Trustworthy data with Data Lineage Approach
You may have heard it too – data is the new oil. But if data is to help you run your business or decide based on it, you should consider its proper managing. Moreover, you need to know its full process from data sources to its consumption. By Data Lineage approach, you can get to know all details of data origin, how it got there, and how it is flowing through the business.
Track your data – from its origin to its consumption!
Data Lineage process could be defined as the data journey mapping. During this whole process, there are several phases that need to be processed to properly understand the data flows through the company’s systems.
We can identify 4 phases of Data Lineage process:
- Key Data Elements – identification of key business users and organization during several workshops to map critical points for business function.
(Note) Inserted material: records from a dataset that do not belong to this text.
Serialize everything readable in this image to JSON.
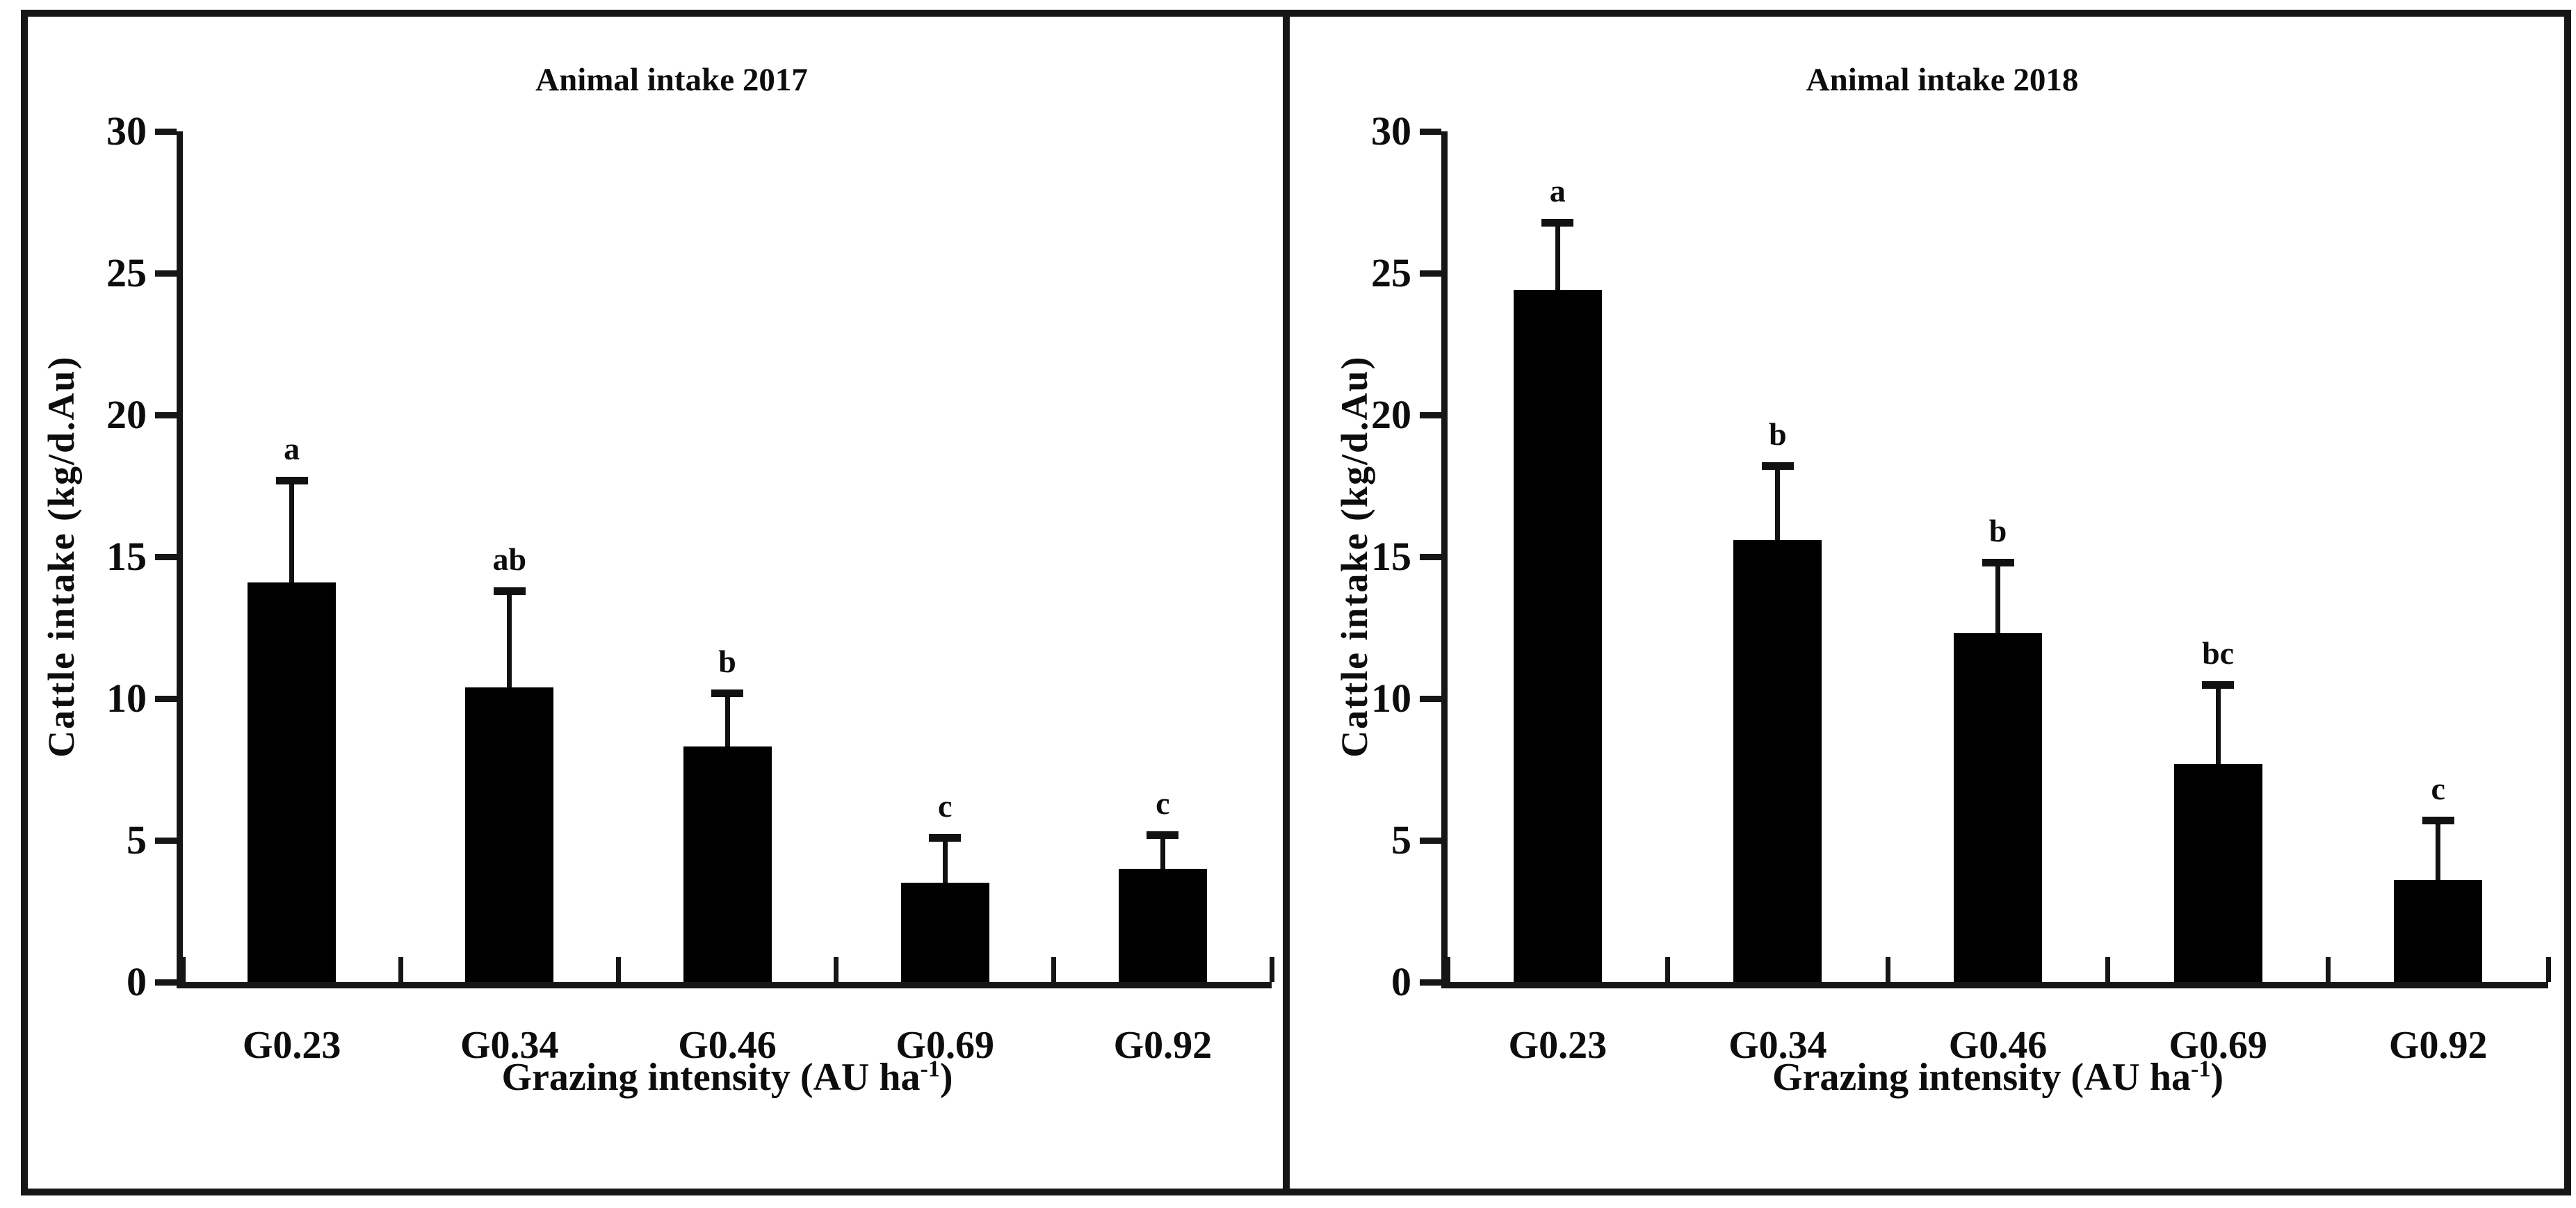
{
  "figure": {
    "panels": [
      {
        "title": "Animal intake 2017",
        "ylabel": "Cattle intake (kg/d.Au)",
        "xlabel_pre": "Grazing intensity (AU ha",
        "xlabel_sup": "-1",
        "xlabel_post": ")"
      },
      {
        "title": "Animal intake 2018",
        "ylabel": "Cattle intake (kg/d.Au)",
        "xlabel_pre": "Grazing intensity (AU ha",
        "xlabel_sup": "-1",
        "xlabel_post": ")"
      }
    ]
  },
  "chart_data": [
    {
      "type": "bar",
      "title": "Animal intake 2017",
      "xlabel": "Grazing intensity (AU ha⁻¹)",
      "ylabel": "Cattle intake (kg/d.Au)",
      "categories": [
        "G0.23",
        "G0.34",
        "G0.46",
        "G0.69",
        "G0.92"
      ],
      "values": [
        14.1,
        10.4,
        8.3,
        3.5,
        4.0
      ],
      "errors_plus": [
        3.6,
        3.4,
        1.9,
        1.6,
        1.2
      ],
      "sig_letters": [
        "a",
        "ab",
        "b",
        "c",
        "c"
      ],
      "ylim": [
        0,
        30
      ],
      "yticks": [
        0,
        5,
        10,
        15,
        20,
        25,
        30
      ],
      "bar_color": "#000000",
      "grid": false,
      "legend": false
    },
    {
      "type": "bar",
      "title": "Animal intake 2018",
      "xlabel": "Grazing intensity (AU ha⁻¹)",
      "ylabel": "Cattle intake (kg/d.Au)",
      "categories": [
        "G0.23",
        "G0.34",
        "G0.46",
        "G0.69",
        "G0.92"
      ],
      "values": [
        24.4,
        15.6,
        12.3,
        7.7,
        3.6
      ],
      "errors_plus": [
        2.4,
        2.6,
        2.5,
        2.8,
        2.1
      ],
      "sig_letters": [
        "a",
        "b",
        "b",
        "bc",
        "c"
      ],
      "ylim": [
        0,
        30
      ],
      "yticks": [
        0,
        5,
        10,
        15,
        20,
        25,
        30
      ],
      "bar_color": "#000000",
      "grid": false,
      "legend": false
    }
  ]
}
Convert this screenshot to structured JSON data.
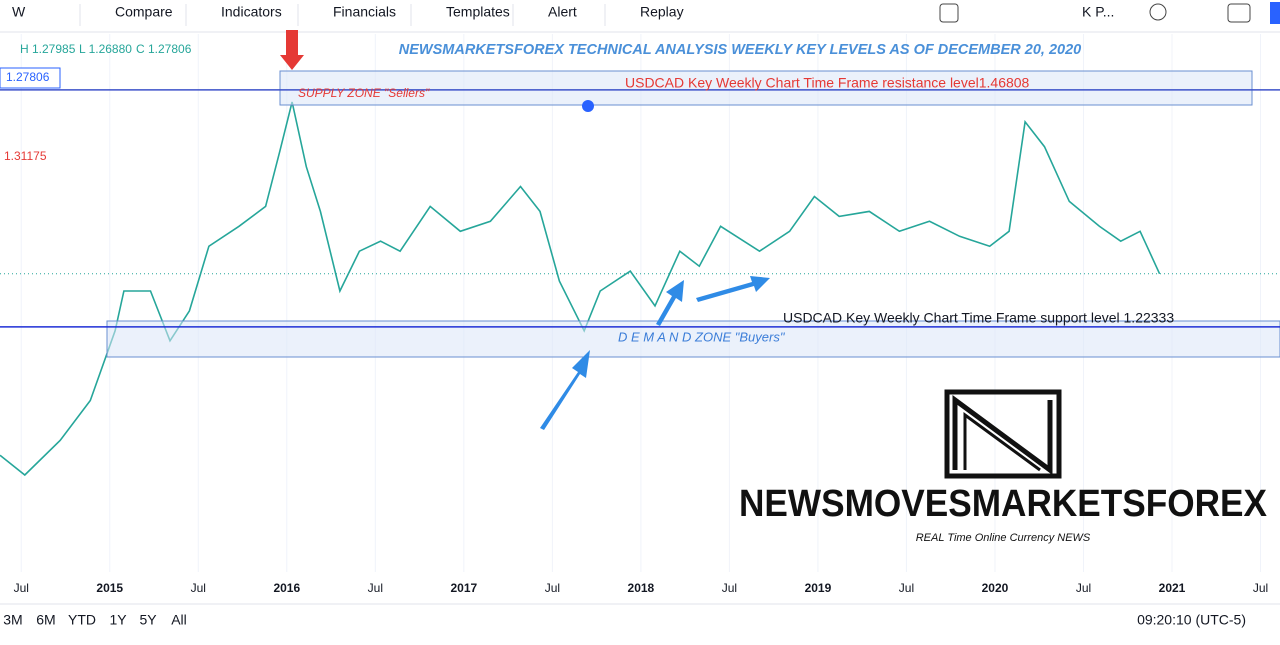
{
  "toolbar": {
    "interval": "W",
    "items": [
      "Compare",
      "Indicators",
      "Financials",
      "Templates",
      "Alert",
      "Replay"
    ],
    "symbol": "K P..."
  },
  "legend": {
    "high": "H 1.27985",
    "low": "L 1.26880",
    "close": "C 1.27806"
  },
  "price_labels": [
    "1.27806",
    "1.31175"
  ],
  "chart_data": {
    "type": "line",
    "title": "NEWSMARKETSFOREX TECHNICAL ANALYSIS WEEKLY KEY LEVELS AS OF DECEMBER  20, 2020",
    "x": [
      2014.38,
      2014.52,
      2014.72,
      2014.89,
      2015.03,
      2015.08,
      2015.23,
      2015.34,
      2015.45,
      2015.56,
      2015.73,
      2015.88,
      2015.96,
      2016.03,
      2016.11,
      2016.19,
      2016.3,
      2016.41,
      2016.53,
      2016.64,
      2016.81,
      2016.98,
      2017.15,
      2017.32,
      2017.43,
      2017.54,
      2017.68,
      2017.77,
      2017.94,
      2018.08,
      2018.22,
      2018.33,
      2018.45,
      2018.67,
      2018.84,
      2018.98,
      2019.12,
      2019.29,
      2019.46,
      2019.63,
      2019.8,
      2019.97,
      2020.08,
      2020.17,
      2020.28,
      2020.42,
      2020.59,
      2020.71,
      2020.82,
      2020.93
    ],
    "values": [
      1.0907,
      1.0702,
      1.1061,
      1.1472,
      1.2192,
      1.2603,
      1.2603,
      1.2089,
      1.2398,
      1.3066,
      1.3272,
      1.3477,
      1.4043,
      1.4556,
      1.3888,
      1.3426,
      1.2603,
      1.3015,
      1.3118,
      1.3015,
      1.3477,
      1.322,
      1.3323,
      1.3683,
      1.3426,
      1.2706,
      1.2192,
      1.2603,
      1.2809,
      1.2449,
      1.3015,
      1.286,
      1.3272,
      1.3015,
      1.322,
      1.358,
      1.3374,
      1.3426,
      1.322,
      1.3323,
      1.3169,
      1.3066,
      1.322,
      1.4351,
      1.4094,
      1.3529,
      1.3272,
      1.3118,
      1.322,
      1.2781
    ],
    "color": "#26a69a",
    "xlim": [
      2014.38,
      2021.61
    ],
    "ylim": [
      0.97,
      1.53
    ],
    "xticks": [
      {
        "value": 2014.5,
        "label": "Jul"
      },
      2015,
      {
        "value": 2015.5,
        "label": "Jul"
      },
      2016,
      {
        "value": 2016.5,
        "label": "Jul"
      },
      2017,
      {
        "value": 2017.5,
        "label": "Jul"
      },
      2018,
      {
        "value": 2018.5,
        "label": "Jul"
      },
      2019,
      {
        "value": 2019.5,
        "label": "Jul"
      },
      2020,
      {
        "value": 2020.5,
        "label": "Jul"
      },
      2021,
      {
        "value": 2021.5,
        "label": "Jul"
      }
    ],
    "levels": [
      {
        "value": 1.46808,
        "color": "#3d52c9"
      },
      {
        "value": 1.22333,
        "color": "#1f2fd6"
      }
    ],
    "annotations": {
      "supply": "SUPPLY ZONE  \"Sellers\"",
      "resistance": "USDCAD Key Weekly Chart Time Frame resistance level1.46808",
      "support": "USDCAD Key Weekly Chart Time Frame support level 1.22333",
      "demand": "D  E  M  A  N  D    ZONE \"Buyers\""
    }
  },
  "logo": {
    "name": "NEWSMOVESMARKETSFOREX",
    "tagline": "REAL Time Online Currency NEWS"
  },
  "bottom_bar": {
    "ranges": [
      "3M",
      "6M",
      "YTD",
      "1Y",
      "5Y",
      "All"
    ],
    "time": "09:20:10 (UTC-5)"
  }
}
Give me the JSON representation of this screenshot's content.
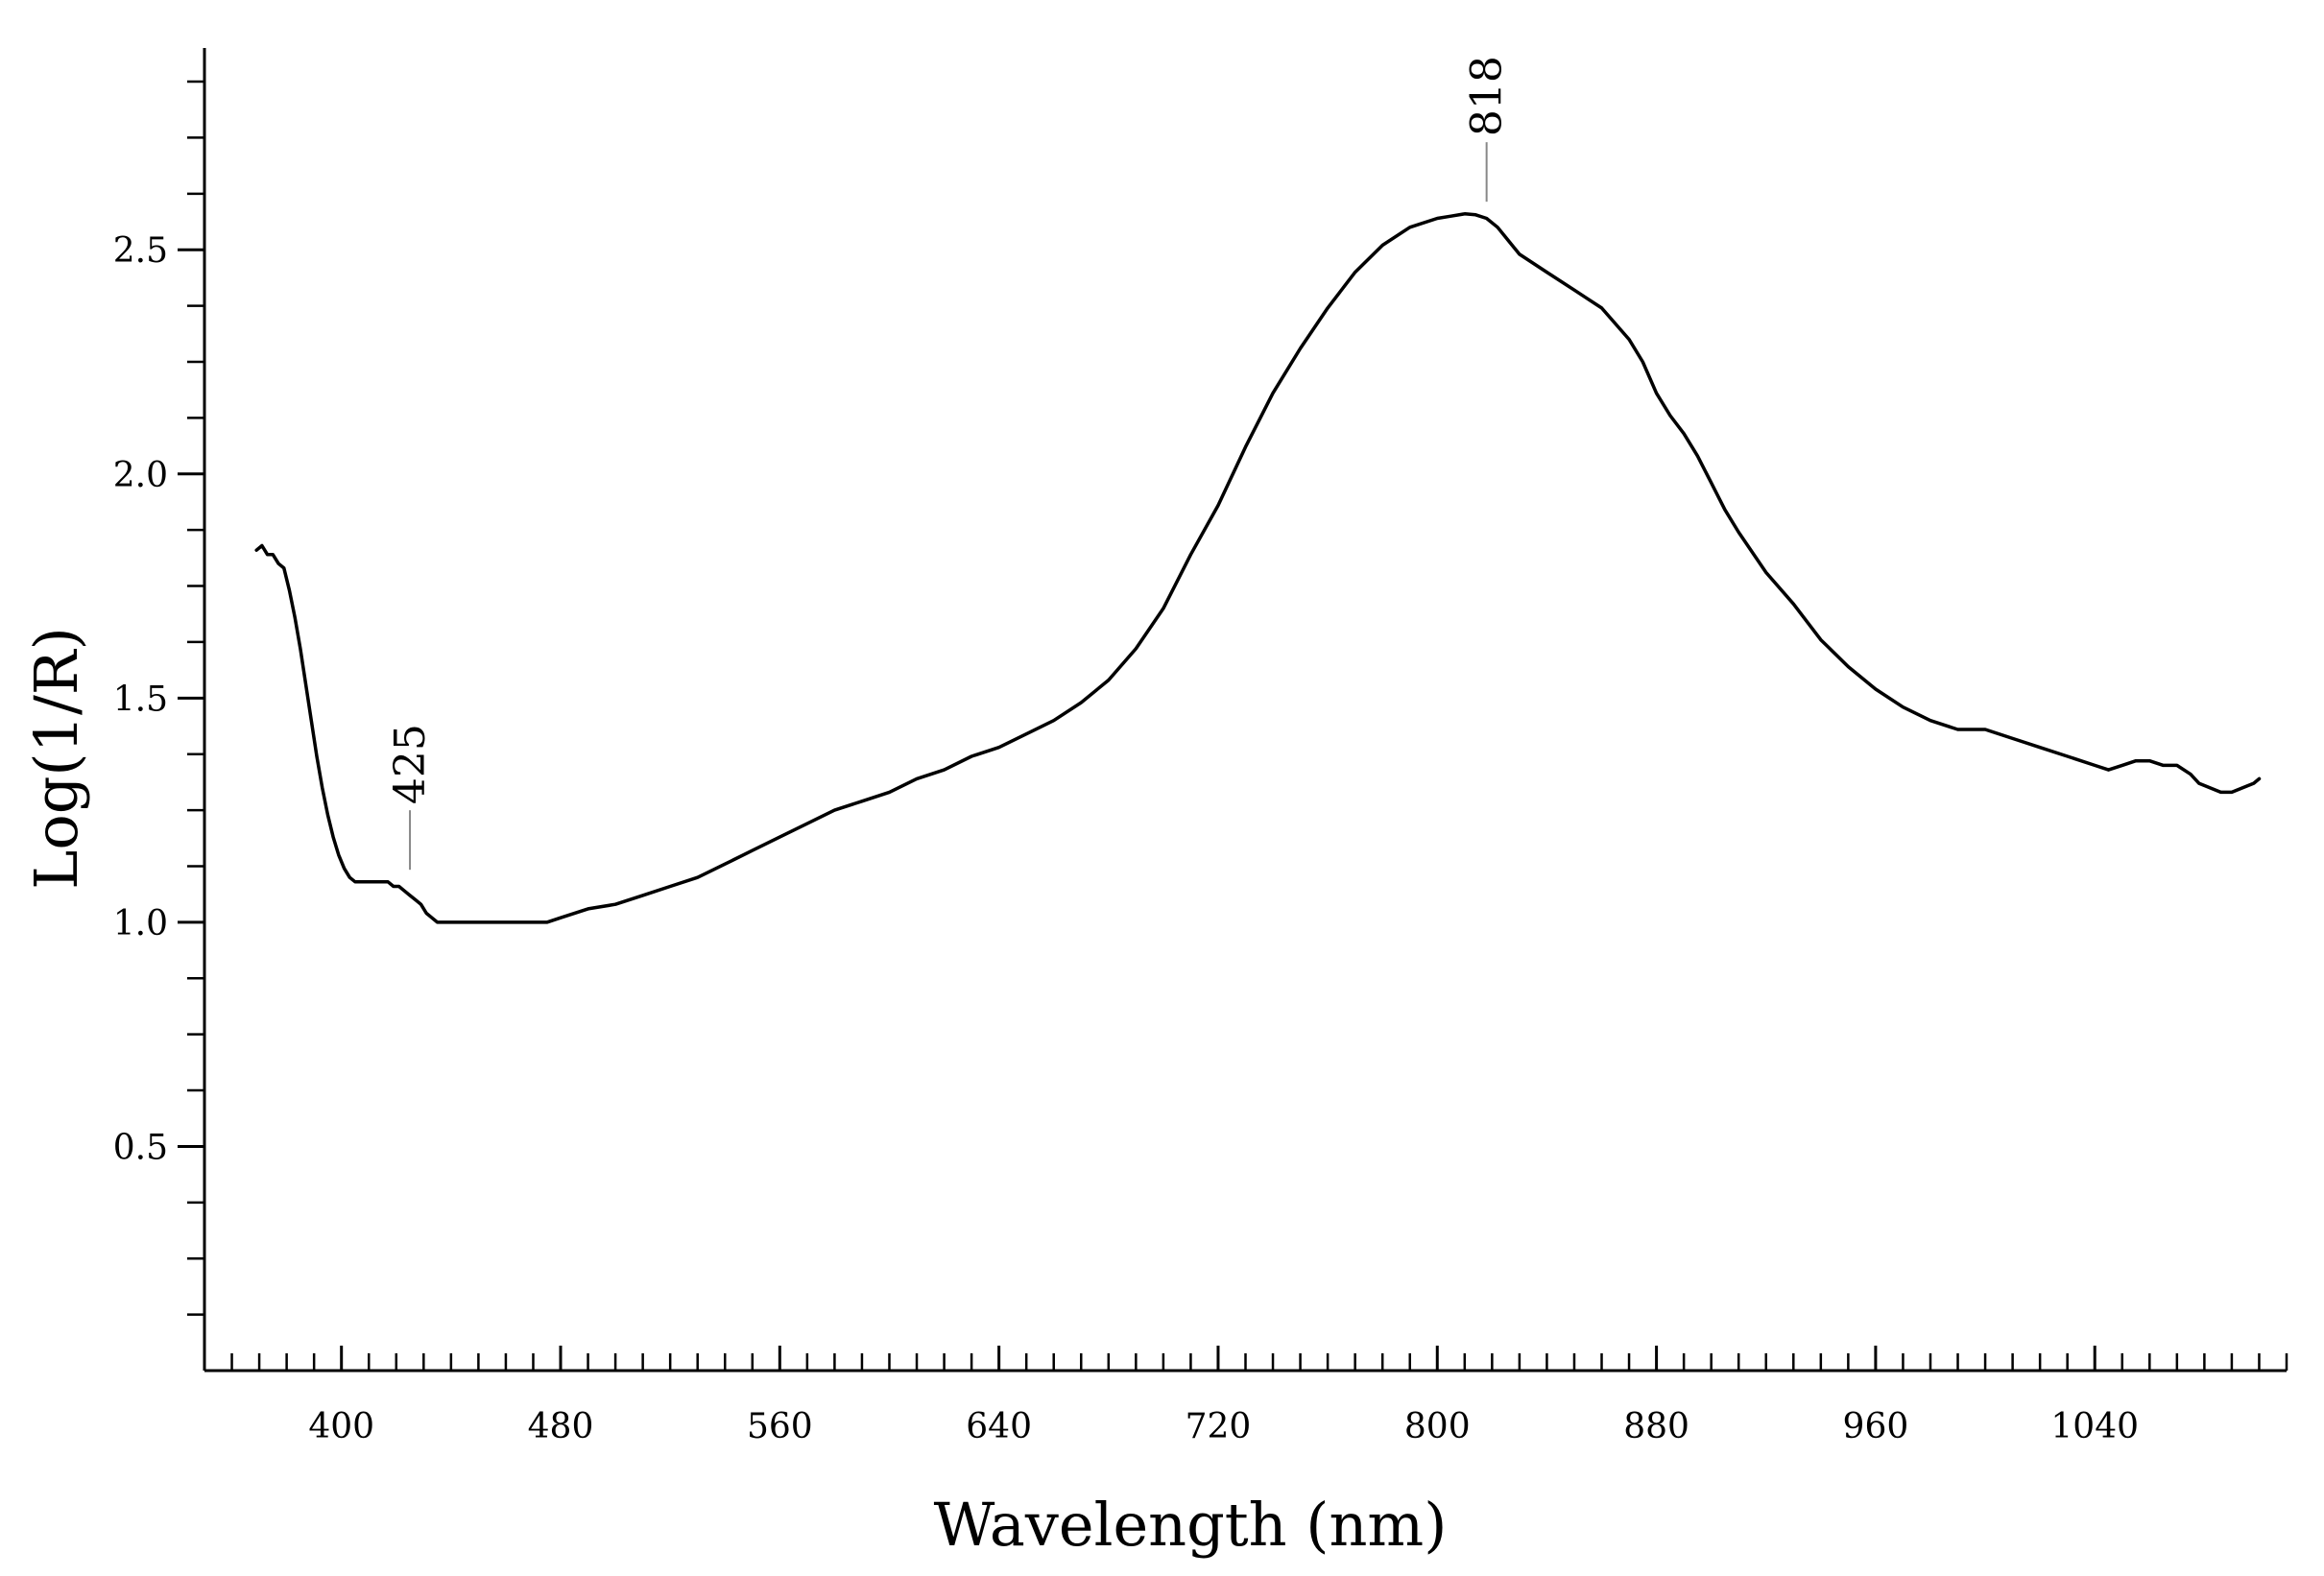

- Data Flows Mapping – based on inputs from workshops, AS-IS mapping of data flows will be processed – each data flow needs to be described from its origin to a consumption.
- Consolidation of data information – after an initial mapping of each data flow, all details about data sources, their forms, links, and other elements will be added to those data elements.
- Data Lineage Master Map – to prepare the whole picture of individual data flows maps, one master map will be established with links to detailed views.
Why is data lineage important?
- Data trustworthiness – to become a data-driven organization, you need to ensure quality data for all company’s departments because those departments will rely on data – they need proper data to be able to make business decisions.
- Changing data and requirements – big data and its consolidation could be really challenging since there are several current source systems and additional ones planned to be implemented, or there are just increasing requirements for data and its consumption.
- Data Management & Data Governance – the overall process of data lineage allows a good basis for regulatory compliance and risk management compliance. Disciplines of data management also ensure proper data description and master data management so your people will not struggle where to find data and what each attribute or metric means because it will be documented.
- Data flows map – by implementation of this process, you will get an overview of all data sources and the further tracking of data flows could be automated by Data Lineage tool.
Data lineage helps to make your data and its flows clearer. So if you think about your data, can it provide you with the right results? If the answer is no, change it so you can make data-driven decisions without manual inputs and adjustments.
Possible use cases/industries:
- Self-Service Data Management – enables to your people easily reuse and transform company’s data. Without proper tracking of data flows, there could be differences in reporting results and hard to argument why is it so.
- Cloud Migration – during this migration, Cloud engineers try to divide the system into smaller chunks of objects. But with this fragmentation of a large whole, the chunks may not cooperate with each other as a result. So proper data recording or mapping is necessary before any migration – you need to know any piece of your data before any changes are started.
- Large banks, insurance companies, other financial organizations – these companies are highly regulatory reported so to demonstrate data lineage or data provenance is a must have for them. Moreover, if they want to modernize their business, migrate to the cloud, use open-source technologies etc.
- Healthcare – this is another example of strictly regulated subject – by recording your data you know where data came from, who viewed it, if it was copied, received etc. You can get full details about any person at any time.
- And many others…